The tourism industry will deliver the lion’s share of this year’s projected export growth, according to our macroeconomic forecast. In view of news reports about a possible setback in bookings and concerns about declining revenues per tourist, it is helpful to examine how the Icelandic economy would be affected if growth in tourism were flat in 2024 – due to stagnating visitor numbers, declining revenues per tourist, or a combination of the two.

A simple scenario analysis wherein we hold tourism revenues constant between 2023 and 2024 reveals that export growth would shrink from 2.9% to 0.2%. On the other hand, import growth would weaken because of a reduced need for tourism industry inputs, as well as somewhat more sluggish private consumption growth. The current account balance would therefore deteriorate: instead of showing a surplus measuring 0.7% of GDP in 2024, it would be close to zero, as we estimate for 2023. As a result, the ISK would probably appreciate less in 2024 than we assume in our baseline forecast. GDP would be accordingly weaker, at 1.1% instead of the projected 1.9% in our baseline scenario.

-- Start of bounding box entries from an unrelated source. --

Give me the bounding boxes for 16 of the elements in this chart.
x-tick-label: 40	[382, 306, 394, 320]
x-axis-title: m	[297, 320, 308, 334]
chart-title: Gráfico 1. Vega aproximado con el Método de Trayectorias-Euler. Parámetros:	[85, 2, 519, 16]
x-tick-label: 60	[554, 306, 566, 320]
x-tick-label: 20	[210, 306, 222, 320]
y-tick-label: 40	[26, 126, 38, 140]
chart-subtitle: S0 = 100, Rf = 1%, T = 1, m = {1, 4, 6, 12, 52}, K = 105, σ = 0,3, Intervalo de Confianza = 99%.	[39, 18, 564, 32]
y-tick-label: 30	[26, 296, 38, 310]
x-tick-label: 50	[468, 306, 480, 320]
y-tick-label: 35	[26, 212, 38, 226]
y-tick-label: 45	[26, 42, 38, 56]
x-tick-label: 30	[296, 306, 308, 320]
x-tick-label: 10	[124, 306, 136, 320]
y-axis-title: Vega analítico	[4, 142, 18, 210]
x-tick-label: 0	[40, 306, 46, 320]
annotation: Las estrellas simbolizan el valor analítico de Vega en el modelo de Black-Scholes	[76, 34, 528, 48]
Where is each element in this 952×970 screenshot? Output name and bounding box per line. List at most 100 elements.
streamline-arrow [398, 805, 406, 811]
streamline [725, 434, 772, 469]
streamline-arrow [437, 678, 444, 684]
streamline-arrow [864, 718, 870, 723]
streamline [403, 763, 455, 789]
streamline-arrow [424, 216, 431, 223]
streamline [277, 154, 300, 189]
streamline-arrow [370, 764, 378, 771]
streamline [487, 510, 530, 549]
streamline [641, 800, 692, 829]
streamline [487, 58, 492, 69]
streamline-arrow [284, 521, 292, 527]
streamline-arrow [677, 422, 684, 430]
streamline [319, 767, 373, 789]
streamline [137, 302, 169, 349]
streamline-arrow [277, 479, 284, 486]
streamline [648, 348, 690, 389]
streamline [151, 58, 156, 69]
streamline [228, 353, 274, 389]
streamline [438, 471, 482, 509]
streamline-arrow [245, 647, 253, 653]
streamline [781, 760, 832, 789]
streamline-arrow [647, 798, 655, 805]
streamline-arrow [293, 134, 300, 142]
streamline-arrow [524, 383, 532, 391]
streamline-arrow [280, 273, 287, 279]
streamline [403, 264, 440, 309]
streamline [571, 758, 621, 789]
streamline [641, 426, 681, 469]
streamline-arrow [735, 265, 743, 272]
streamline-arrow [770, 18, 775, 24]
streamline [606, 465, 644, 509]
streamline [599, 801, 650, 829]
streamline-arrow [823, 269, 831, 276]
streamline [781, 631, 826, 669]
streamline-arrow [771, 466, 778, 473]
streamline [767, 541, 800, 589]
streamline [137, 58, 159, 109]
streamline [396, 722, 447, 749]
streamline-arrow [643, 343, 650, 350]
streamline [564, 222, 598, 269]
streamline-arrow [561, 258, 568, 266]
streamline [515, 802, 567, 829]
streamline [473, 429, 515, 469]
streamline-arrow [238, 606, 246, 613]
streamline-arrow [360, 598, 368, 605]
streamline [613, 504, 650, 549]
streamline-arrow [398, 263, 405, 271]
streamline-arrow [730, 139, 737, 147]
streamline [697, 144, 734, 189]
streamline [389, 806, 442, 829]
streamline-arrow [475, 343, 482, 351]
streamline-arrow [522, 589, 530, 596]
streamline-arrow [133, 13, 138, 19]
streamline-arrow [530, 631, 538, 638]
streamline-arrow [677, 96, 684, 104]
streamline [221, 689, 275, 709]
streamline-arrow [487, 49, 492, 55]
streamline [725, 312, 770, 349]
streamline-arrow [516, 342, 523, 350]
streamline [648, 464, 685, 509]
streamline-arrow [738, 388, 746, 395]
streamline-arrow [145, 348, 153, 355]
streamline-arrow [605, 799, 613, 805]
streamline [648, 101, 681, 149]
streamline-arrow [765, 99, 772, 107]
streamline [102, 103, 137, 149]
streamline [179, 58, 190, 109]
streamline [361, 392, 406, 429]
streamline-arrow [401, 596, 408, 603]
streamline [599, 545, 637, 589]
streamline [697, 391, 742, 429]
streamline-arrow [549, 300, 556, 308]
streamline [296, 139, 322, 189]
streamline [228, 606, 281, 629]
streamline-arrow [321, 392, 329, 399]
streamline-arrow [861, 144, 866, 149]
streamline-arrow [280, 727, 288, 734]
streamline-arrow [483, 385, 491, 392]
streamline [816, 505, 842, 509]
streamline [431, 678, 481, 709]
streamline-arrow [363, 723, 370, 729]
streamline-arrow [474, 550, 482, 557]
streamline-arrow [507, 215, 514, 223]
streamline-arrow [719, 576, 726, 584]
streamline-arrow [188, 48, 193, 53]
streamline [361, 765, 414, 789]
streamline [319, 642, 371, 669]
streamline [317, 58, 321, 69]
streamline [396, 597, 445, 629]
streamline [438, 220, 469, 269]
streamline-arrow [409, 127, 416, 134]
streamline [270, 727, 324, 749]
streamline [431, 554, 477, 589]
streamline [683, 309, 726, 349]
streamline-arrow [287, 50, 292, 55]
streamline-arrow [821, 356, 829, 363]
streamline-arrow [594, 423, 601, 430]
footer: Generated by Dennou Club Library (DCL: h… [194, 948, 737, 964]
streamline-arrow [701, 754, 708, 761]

Such a turn of events would significantly affect the labour market as well. We estimate that each 100,000 tourists who visit Iceland create perhaps 700-800 jobs, directly and indirectly. This rough estimate implies that the projected increase in 2024 – 200,000 more tourist arrivals than in 2023 – will create around 1,400-1,600 jobs in Iceland, all else being equal. If the sector does not grow because of stagnating visitor numbers, reduced revenues per tourist, or both, the supply of jobs in the labour market will be considerably below our baseline forecast. Presumably, this would impede net inward migration, as the booming population growth of the past two years has been driven mainly by immigration among job-seekers from other countries. By the same token, demand pressures in the housing market would be weaker, owing to slower population growth and reduced tourist demand for short-term rental housing.

The economy could cool earlier

Although a less pronounced ISK appreciation could slow down disinflation, inflation would probably be affected more strongly in coming quarters by reduced demand for jobs and housing and weaker growth in the economy as a whole. As a result, inflation could subside somewhat more quickly, and the policy rate could fall farther than we have assumed in our baseline forecast. This aligns with the opinions expressed by Central Bank (CBI) representatives at the press conference following the last interest rate decision. When asked, the CBI officials said that headwinds in the tourism industry could cause the economy to cool earlier than would otherwise be the case, reducing the need for a tight monetary stance in the near future.

It is still too early to determine whether our baseline forecast or the above-described alternative scenario will turn out more accurate. But in any event, it is clear that the ongoing geological unrest on Reykjanes is not the same springboard for tourism as the “tourist eruptions” of the past few years seem to have been. Whether this changes again, only time will tell.